Storytelling is both: telling stories and listening to stories. Anecdote’s advises to start with story listening. If we know what we are looking for we also know how to tell a story.


When I was reading Clairification’s post 6 Best Ways to Make Storytelling Part of Your Nonprofit Culture I also had the book The Power of Habit; Why we do what we do and how to change by Charles Duhigg on my reading list.

While Clairification proposes habits like “Weekly story share time” or “starting meetings with a story” I learned from Duhigg that encouragement and triggers like weekly storytelling time are necessary to build a habit but that we need more than that to make it stick.
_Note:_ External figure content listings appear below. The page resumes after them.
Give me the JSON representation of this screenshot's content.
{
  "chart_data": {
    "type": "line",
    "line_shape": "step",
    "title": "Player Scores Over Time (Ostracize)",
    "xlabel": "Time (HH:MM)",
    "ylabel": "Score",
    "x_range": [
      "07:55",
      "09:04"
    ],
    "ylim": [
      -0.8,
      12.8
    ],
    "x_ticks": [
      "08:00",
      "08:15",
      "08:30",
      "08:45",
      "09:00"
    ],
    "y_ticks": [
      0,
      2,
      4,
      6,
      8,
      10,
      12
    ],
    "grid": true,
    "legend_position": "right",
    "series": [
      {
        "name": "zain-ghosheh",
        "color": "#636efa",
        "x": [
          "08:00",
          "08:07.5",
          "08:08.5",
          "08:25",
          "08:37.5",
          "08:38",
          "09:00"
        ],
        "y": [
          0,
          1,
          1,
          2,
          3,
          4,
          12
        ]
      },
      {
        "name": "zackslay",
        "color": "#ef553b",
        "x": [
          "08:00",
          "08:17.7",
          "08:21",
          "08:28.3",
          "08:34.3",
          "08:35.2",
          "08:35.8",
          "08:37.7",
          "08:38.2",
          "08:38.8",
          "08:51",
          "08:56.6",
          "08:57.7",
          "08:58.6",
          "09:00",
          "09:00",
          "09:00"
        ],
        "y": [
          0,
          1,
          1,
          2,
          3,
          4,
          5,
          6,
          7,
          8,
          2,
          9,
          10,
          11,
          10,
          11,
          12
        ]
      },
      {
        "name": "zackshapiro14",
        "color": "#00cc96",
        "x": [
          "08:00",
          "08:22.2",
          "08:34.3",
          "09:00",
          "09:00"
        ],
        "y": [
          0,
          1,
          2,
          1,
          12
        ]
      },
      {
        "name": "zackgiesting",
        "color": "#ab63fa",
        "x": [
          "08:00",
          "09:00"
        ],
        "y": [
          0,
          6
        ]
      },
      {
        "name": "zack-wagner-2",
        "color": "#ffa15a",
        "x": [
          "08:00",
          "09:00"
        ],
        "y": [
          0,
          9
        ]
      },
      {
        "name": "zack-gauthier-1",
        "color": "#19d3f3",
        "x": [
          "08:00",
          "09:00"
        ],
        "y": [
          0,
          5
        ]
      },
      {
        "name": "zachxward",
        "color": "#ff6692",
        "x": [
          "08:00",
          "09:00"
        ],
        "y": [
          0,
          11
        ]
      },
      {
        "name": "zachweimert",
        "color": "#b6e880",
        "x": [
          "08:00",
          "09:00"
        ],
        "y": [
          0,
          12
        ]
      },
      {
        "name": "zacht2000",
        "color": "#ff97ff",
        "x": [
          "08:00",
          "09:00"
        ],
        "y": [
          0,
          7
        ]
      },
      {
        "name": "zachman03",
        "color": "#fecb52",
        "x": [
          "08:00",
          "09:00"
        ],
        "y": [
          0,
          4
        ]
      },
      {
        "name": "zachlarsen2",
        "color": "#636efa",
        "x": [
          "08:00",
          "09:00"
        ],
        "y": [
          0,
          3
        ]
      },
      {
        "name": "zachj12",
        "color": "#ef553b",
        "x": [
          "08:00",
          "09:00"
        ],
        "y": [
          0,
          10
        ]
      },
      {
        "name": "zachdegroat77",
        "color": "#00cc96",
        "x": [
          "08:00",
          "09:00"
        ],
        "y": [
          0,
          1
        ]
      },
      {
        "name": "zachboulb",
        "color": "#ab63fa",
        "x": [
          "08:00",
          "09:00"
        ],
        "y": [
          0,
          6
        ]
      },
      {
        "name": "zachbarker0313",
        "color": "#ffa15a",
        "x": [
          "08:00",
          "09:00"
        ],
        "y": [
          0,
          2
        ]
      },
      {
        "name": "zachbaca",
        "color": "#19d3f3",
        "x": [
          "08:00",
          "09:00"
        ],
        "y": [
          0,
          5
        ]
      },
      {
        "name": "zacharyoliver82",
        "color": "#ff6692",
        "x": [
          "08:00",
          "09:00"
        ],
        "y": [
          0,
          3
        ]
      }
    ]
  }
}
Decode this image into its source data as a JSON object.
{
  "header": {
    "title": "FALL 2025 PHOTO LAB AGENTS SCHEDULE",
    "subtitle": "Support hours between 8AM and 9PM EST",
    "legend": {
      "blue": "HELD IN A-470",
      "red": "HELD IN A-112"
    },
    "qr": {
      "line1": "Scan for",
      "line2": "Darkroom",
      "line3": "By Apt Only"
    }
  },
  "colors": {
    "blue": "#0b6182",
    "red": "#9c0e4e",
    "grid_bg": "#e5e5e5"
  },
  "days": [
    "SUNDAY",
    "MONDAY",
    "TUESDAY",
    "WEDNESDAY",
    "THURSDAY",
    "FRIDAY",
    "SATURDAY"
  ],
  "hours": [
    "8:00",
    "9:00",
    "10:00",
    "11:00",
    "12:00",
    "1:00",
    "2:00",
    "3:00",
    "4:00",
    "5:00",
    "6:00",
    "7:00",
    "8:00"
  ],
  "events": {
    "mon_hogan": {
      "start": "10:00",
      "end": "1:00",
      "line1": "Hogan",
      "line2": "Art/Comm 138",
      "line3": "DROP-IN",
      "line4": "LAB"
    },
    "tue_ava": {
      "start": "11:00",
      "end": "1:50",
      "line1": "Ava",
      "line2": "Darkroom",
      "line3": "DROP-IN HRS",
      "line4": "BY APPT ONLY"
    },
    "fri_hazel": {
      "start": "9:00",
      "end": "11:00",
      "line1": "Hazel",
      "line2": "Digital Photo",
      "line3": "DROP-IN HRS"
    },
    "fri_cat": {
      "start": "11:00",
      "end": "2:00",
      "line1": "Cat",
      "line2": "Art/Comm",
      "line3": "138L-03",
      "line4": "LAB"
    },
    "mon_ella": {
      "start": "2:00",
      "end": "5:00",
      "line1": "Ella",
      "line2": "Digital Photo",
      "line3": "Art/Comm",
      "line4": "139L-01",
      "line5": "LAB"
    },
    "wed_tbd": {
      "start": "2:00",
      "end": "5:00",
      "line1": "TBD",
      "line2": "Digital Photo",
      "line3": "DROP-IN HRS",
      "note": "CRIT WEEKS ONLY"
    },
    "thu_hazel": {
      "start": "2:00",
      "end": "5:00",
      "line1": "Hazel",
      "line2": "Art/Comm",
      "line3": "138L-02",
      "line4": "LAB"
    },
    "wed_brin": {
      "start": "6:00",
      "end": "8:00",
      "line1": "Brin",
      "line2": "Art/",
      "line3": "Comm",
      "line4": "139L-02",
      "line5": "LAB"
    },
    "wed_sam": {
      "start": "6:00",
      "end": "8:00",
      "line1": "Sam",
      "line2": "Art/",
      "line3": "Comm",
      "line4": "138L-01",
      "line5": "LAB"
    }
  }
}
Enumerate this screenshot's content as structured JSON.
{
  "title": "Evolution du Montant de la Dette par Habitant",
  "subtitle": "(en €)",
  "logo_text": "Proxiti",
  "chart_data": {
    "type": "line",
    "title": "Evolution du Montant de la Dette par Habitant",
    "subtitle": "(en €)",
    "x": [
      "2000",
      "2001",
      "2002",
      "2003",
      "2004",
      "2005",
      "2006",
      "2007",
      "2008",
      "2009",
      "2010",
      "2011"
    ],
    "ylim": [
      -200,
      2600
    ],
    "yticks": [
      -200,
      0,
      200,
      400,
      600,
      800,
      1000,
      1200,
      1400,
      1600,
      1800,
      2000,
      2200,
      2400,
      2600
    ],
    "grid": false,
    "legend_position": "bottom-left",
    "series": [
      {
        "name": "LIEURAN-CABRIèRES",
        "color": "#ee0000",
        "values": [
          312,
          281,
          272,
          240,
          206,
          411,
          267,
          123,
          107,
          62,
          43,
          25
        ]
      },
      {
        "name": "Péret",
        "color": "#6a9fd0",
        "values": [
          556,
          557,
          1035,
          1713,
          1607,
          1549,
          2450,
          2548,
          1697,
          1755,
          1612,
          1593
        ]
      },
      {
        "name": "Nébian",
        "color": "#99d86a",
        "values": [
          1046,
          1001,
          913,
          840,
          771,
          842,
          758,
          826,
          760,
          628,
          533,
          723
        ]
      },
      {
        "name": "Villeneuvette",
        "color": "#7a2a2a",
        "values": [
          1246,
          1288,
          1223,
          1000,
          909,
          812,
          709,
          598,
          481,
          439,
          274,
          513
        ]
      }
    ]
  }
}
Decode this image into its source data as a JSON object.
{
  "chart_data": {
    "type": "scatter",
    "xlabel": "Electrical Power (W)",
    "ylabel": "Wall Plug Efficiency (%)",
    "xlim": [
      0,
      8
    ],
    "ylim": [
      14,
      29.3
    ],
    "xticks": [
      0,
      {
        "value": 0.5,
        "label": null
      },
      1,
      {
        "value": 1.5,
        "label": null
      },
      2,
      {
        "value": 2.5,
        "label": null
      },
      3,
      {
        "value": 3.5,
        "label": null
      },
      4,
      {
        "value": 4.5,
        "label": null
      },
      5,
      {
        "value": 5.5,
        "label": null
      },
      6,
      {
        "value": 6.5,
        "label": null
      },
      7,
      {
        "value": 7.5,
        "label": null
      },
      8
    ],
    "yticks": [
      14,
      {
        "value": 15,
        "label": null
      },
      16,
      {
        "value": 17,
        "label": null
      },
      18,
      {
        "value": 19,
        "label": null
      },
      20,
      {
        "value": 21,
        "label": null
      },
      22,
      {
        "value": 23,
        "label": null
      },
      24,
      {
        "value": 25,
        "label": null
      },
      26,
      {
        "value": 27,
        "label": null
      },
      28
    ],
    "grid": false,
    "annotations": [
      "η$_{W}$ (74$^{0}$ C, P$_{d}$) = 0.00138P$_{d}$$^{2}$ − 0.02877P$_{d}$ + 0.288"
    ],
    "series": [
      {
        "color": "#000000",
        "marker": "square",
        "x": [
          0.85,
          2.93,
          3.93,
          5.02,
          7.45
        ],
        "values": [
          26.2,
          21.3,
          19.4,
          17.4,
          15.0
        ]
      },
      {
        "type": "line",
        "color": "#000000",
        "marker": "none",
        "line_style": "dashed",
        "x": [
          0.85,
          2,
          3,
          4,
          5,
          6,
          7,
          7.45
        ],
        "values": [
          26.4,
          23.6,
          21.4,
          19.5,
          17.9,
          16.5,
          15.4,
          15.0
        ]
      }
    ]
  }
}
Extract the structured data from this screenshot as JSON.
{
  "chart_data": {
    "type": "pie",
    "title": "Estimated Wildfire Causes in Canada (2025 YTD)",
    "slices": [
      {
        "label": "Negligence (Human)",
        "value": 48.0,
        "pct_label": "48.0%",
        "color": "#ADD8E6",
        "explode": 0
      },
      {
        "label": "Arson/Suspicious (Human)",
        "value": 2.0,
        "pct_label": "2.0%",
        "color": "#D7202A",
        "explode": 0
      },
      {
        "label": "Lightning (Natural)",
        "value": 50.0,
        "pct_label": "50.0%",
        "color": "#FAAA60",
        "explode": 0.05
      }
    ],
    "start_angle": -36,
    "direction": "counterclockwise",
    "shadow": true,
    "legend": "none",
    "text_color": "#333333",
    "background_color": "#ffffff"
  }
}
We need craving, reward and belief.

In other words, only if we crave to share our stories and if we believe in the power of storytelling we will fit storytelling into our organisational culture. If we belief and crave, storytelling time is valuable time. We look forward to share our stories and make our experiences and challenges visible. We are rewarded by exchanges with colleagues. We receive feedback. We deepen our understanding and find meaning and inspiration from these conversations.

The good thing is that if we do it repeatedly, it is easier (Gretchen Rubin, Harnessing the power of frequency, in Manage Your Day-to-Day). If we belief in the power of stories we will be “caring listeners. Sharing our stories and listening to stories of others must feel good.